Служанка поклялась, и Валерия начала свою исповедь. Любовь синьоры Маппы и холодность Нарчизетто не были тайной для Петрониллы, но она не знала, на что может решиться отвергнутая и влюбленная женщина. Перебирая листики базилика, Валерия говорила:
— Тогда, Петронилла, я решилась на страшное дело. Но любовь не знает ни стыда, ни страха. Я уговорила конюха Фому, кривого, убить Нарчизетто и принести мне отрезанную голову. Он исполнил это за высокую плату. Не спрашивай лучше, какую цену он запросил, но я на все была согласна… Я получила, что просила… Две недели я держала свое сокровище под подушкой, сладко целуя в губы, перебирая русые волосы. Никто мне не мешал. Нарчизетто был моим. Он был тих и послушен. Чтобы не расставаться с ним, я закопала его голову в этот горшочек и посадила куст базилика, который так чудесно расцвел, будто в него перешла вся молодость и прелесть Нарчизетто! И он живет со мною, в нем живет часть Нарчизетто, который был мне дороже жизни, дороже зрачков и белого света! Вот, теперь ты все знаешь!

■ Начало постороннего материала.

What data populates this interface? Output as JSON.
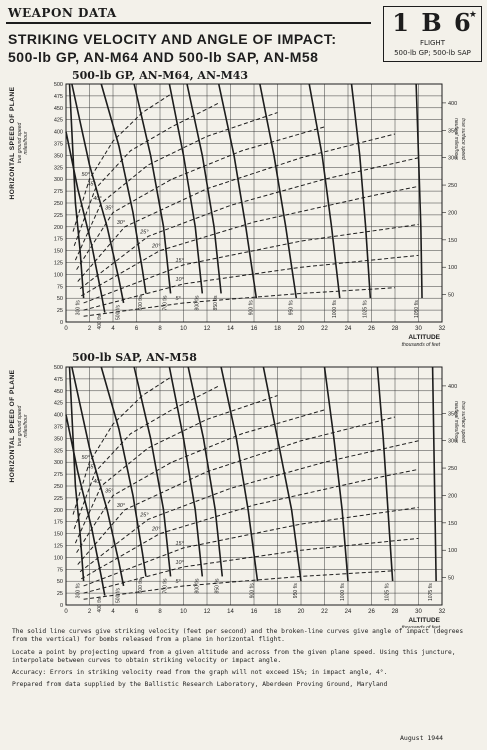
{
  "header": {
    "section_tag": "WEAPON DATA",
    "title_line1": "STRIKING VELOCITY AND ANGLE OF IMPACT:",
    "title_line2": "500-lb GP, AN-M64 AND 500-lb SAP, AN-M58"
  },
  "badge": {
    "code": "1 B 6",
    "star": "★",
    "line1": "FLIGHT",
    "line2": "500-lb GP; 500-lb SAP"
  },
  "colors": {
    "ink": "#1d1d1d",
    "paper": "#f3f1ea",
    "grid": "#3a3a3a"
  },
  "chart_data": [
    {
      "type": "line",
      "title": "500-lb GP, AN-M64, AN-M43",
      "xlabel": "ALTITUDE, thousands of feet",
      "ylabel_left": "HORIZONTAL SPEED OF PLANE, true ground speed, miles/hour",
      "ylabel_right": "true surface speed, nautical miles/hour",
      "xlim": [
        0,
        32
      ],
      "ylim": [
        0,
        500
      ],
      "right_ylim": [
        0,
        434.5
      ],
      "x_ticks": [
        0,
        2,
        4,
        6,
        8,
        10,
        12,
        14,
        16,
        18,
        20,
        22,
        24,
        26,
        28,
        30,
        32
      ],
      "y_ticks": [
        0,
        25,
        50,
        75,
        100,
        125,
        150,
        175,
        200,
        225,
        250,
        275,
        300,
        325,
        350,
        375,
        400,
        425,
        450,
        475,
        500
      ],
      "right_ticks": [
        50,
        100,
        150,
        200,
        250,
        300,
        350,
        400
      ],
      "grid": true,
      "velocity_series": [
        {
          "name": "300 f/s",
          "x": [
            0.3,
            0.8,
            1.2,
            1.5
          ],
          "y": [
            500,
            250,
            150,
            50
          ]
        },
        {
          "name": "400 f/s",
          "x": [
            0,
            1,
            2.2,
            3,
            3.3
          ],
          "y": [
            400,
            280,
            160,
            60,
            20
          ]
        },
        {
          "name": "500 f/s",
          "x": [
            0.5,
            2,
            3.5,
            4.5,
            4.9
          ],
          "y": [
            500,
            330,
            200,
            90,
            40
          ]
        },
        {
          "name": "600 f/s",
          "x": [
            3,
            4.5,
            5.7,
            6.5,
            6.8
          ],
          "y": [
            500,
            370,
            230,
            110,
            60
          ]
        },
        {
          "name": "700 f/s",
          "x": [
            5.8,
            7.2,
            8.3,
            8.9
          ],
          "y": [
            500,
            350,
            200,
            60
          ]
        },
        {
          "name": "800 f/s",
          "x": [
            8.8,
            10,
            11,
            11.6
          ],
          "y": [
            500,
            350,
            200,
            60
          ]
        },
        {
          "name": "850 f/s",
          "x": [
            10.3,
            11.6,
            12.6,
            13.2
          ],
          "y": [
            500,
            350,
            200,
            60
          ]
        },
        {
          "name": "900 f/s",
          "x": [
            13,
            14.3,
            15.3,
            16.2
          ],
          "y": [
            500,
            350,
            200,
            50
          ]
        },
        {
          "name": "950 f/s",
          "x": [
            16.5,
            17.7,
            18.7,
            19.6
          ],
          "y": [
            500,
            350,
            200,
            50
          ]
        },
        {
          "name": "1000 f/s",
          "x": [
            20.7,
            21.8,
            22.6,
            23.3
          ],
          "y": [
            500,
            350,
            200,
            50
          ]
        },
        {
          "name": "1025 f/s",
          "x": [
            24.3,
            25,
            25.5,
            25.9
          ],
          "y": [
            500,
            350,
            200,
            50
          ]
        },
        {
          "name": "1050 f/s",
          "x": [
            29.8,
            30,
            30.2,
            30.3
          ],
          "y": [
            500,
            350,
            200,
            50
          ]
        }
      ],
      "angle_series": [
        {
          "name": "5°",
          "x": [
            1.5,
            10,
            20,
            28
          ],
          "y": [
            12,
            40,
            60,
            72
          ]
        },
        {
          "name": "10°",
          "x": [
            1.5,
            10,
            20,
            30
          ],
          "y": [
            25,
            80,
            115,
            140
          ]
        },
        {
          "name": "15°",
          "x": [
            1.5,
            10,
            20,
            30
          ],
          "y": [
            40,
            120,
            170,
            205
          ]
        },
        {
          "name": "20°",
          "x": [
            1.3,
            8,
            16,
            26,
            30
          ],
          "y": [
            55,
            150,
            210,
            265,
            285
          ]
        },
        {
          "name": "25°",
          "x": [
            1.2,
            7,
            14,
            22,
            30
          ],
          "y": [
            70,
            180,
            245,
            300,
            345
          ]
        },
        {
          "name": "30°",
          "x": [
            1,
            5,
            12,
            20,
            28
          ],
          "y": [
            85,
            200,
            280,
            345,
            395
          ]
        },
        {
          "name": "35°",
          "x": [
            0.9,
            4,
            9,
            15,
            22
          ],
          "y": [
            110,
            230,
            300,
            360,
            410
          ]
        },
        {
          "name": "40°",
          "x": [
            0.8,
            3,
            7,
            12,
            18
          ],
          "y": [
            130,
            250,
            330,
            390,
            440
          ]
        },
        {
          "name": "45°",
          "x": [
            0.7,
            2.5,
            5.5,
            9,
            13
          ],
          "y": [
            160,
            280,
            360,
            410,
            460
          ]
        },
        {
          "name": "50°",
          "x": [
            0.6,
            2,
            4,
            6.5,
            9
          ],
          "y": [
            190,
            300,
            380,
            440,
            480
          ]
        }
      ]
    },
    {
      "type": "line",
      "title": "500-lb SAP, AN-M58",
      "xlabel": "ALTITUDE, thousands of feet",
      "ylabel_left": "HORIZONTAL SPEED OF PLANE, true ground speed, miles/hour",
      "ylabel_right": "true surface speed, nautical miles/hour",
      "xlim": [
        0,
        32
      ],
      "ylim": [
        0,
        500
      ],
      "right_ylim": [
        0,
        434.5
      ],
      "x_ticks": [
        0,
        2,
        4,
        6,
        8,
        10,
        12,
        14,
        16,
        18,
        20,
        22,
        24,
        26,
        28,
        30,
        32
      ],
      "y_ticks": [
        0,
        25,
        50,
        75,
        100,
        125,
        150,
        175,
        200,
        225,
        250,
        275,
        300,
        325,
        350,
        375,
        400,
        425,
        450,
        475,
        500
      ],
      "right_ticks": [
        50,
        100,
        150,
        200,
        250,
        300,
        350,
        400
      ],
      "grid": true,
      "velocity_series": [
        {
          "name": "300 f/s",
          "x": [
            0.3,
            0.8,
            1.2,
            1.5
          ],
          "y": [
            500,
            250,
            150,
            50
          ]
        },
        {
          "name": "400 f/s",
          "x": [
            0,
            1,
            2.2,
            3,
            3.3
          ],
          "y": [
            400,
            280,
            160,
            60,
            20
          ]
        },
        {
          "name": "500 f/s",
          "x": [
            0.5,
            2,
            3.5,
            4.5,
            4.9
          ],
          "y": [
            500,
            330,
            200,
            90,
            40
          ]
        },
        {
          "name": "600 f/s",
          "x": [
            3,
            4.5,
            5.7,
            6.5,
            6.8
          ],
          "y": [
            500,
            370,
            230,
            110,
            60
          ]
        },
        {
          "name": "700 f/s",
          "x": [
            5.8,
            7.2,
            8.3,
            8.9
          ],
          "y": [
            500,
            350,
            200,
            60
          ]
        },
        {
          "name": "800 f/s",
          "x": [
            8.8,
            10,
            11,
            11.6
          ],
          "y": [
            500,
            350,
            200,
            60
          ]
        },
        {
          "name": "850 f/s",
          "x": [
            10.4,
            11.7,
            12.7,
            13.3
          ],
          "y": [
            500,
            350,
            200,
            60
          ]
        },
        {
          "name": "900 f/s",
          "x": [
            13.2,
            14.5,
            15.5,
            16.3
          ],
          "y": [
            500,
            350,
            200,
            50
          ]
        },
        {
          "name": "950 f/s",
          "x": [
            16.8,
            18,
            19.2,
            20
          ],
          "y": [
            500,
            350,
            200,
            50
          ]
        },
        {
          "name": "1000 f/s",
          "x": [
            22,
            22.8,
            23.5,
            24
          ],
          "y": [
            500,
            350,
            200,
            50
          ]
        },
        {
          "name": "1025 f/s",
          "x": [
            26.5,
            27,
            27.4,
            27.8
          ],
          "y": [
            500,
            350,
            200,
            50
          ]
        },
        {
          "name": "1075 f/s",
          "x": [
            31.2,
            31.3,
            31.4,
            31.5
          ],
          "y": [
            500,
            350,
            200,
            50
          ]
        }
      ],
      "angle_series": [
        {
          "name": "5°",
          "x": [
            1.5,
            10,
            20,
            28
          ],
          "y": [
            12,
            40,
            60,
            72
          ]
        },
        {
          "name": "10°",
          "x": [
            1.5,
            10,
            20,
            30
          ],
          "y": [
            25,
            80,
            115,
            140
          ]
        },
        {
          "name": "15°",
          "x": [
            1.5,
            10,
            20,
            30
          ],
          "y": [
            40,
            120,
            170,
            205
          ]
        },
        {
          "name": "20°",
          "x": [
            1.3,
            8,
            16,
            26,
            30
          ],
          "y": [
            55,
            150,
            210,
            265,
            285
          ]
        },
        {
          "name": "25°",
          "x": [
            1.2,
            7,
            14,
            22,
            30
          ],
          "y": [
            70,
            180,
            245,
            300,
            345
          ]
        },
        {
          "name": "30°",
          "x": [
            1,
            5,
            12,
            20,
            28
          ],
          "y": [
            85,
            200,
            280,
            345,
            395
          ]
        },
        {
          "name": "35°",
          "x": [
            0.9,
            4,
            9,
            15,
            22
          ],
          "y": [
            110,
            230,
            300,
            360,
            410
          ]
        },
        {
          "name": "40°",
          "x": [
            0.8,
            3,
            7,
            12,
            18
          ],
          "y": [
            130,
            250,
            330,
            390,
            440
          ]
        },
        {
          "name": "45°",
          "x": [
            0.7,
            2.5,
            5.5,
            9,
            13
          ],
          "y": [
            160,
            280,
            360,
            410,
            460
          ]
        },
        {
          "name": "50°",
          "x": [
            0.6,
            2,
            4,
            6.5,
            9
          ],
          "y": [
            190,
            300,
            380,
            440,
            480
          ]
        }
      ]
    }
  ],
  "notes": {
    "p1": "The solid line curves give striking velocity (feet per second) and the broken-line curves give angle of impact (degrees from the vertical) for bombs released from a plane in horizontal flight.",
    "p2": "Locate a point by projecting upward from a given altitude and across from the given plane speed. Using this juncture, interpolate between curves to obtain striking velocity or impact angle.",
    "p3": "Accuracy: Errors in striking velocity read from the graph will not exceed 15%; in impact angle, 4°.",
    "p4": "Prepared from data supplied by the Ballistic Research Laboratory, Aberdeen Proving Ground, Maryland",
    "date": "August 1944"
  }
}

Петронилла от ужаса молчала, будто онемела. Молчала теперь и Валерия, перебирая листики могильного цветка, и обе не заметили, как под окном мелькнула маленькая тень, все время слушавшая их слова, и через несколько секунд можно было видеть, как от дома удалялся поспешно карлик Никола.
V. Ближе к небу
Никола больше всех скучал о молодом господине. Недаром он знал и любил его с детства. Теперь же карликом, по-видимому, овладела еще другая мысль, другое чувство, не менее сильное, чем привязанность к Нарчизетто, но как бы вытекающее из нее. Случай не замедлил все вывести наружу.
По мере того как куст на окне синьоры Маппы распускался все пышнее, почти пугая своим быстрым ростом и обилием листьев, сама синьора все бледнела и делалась с каждым днем задумчивее и печальнее, так что на это обратил внимание даже муж ее, старый Симоне.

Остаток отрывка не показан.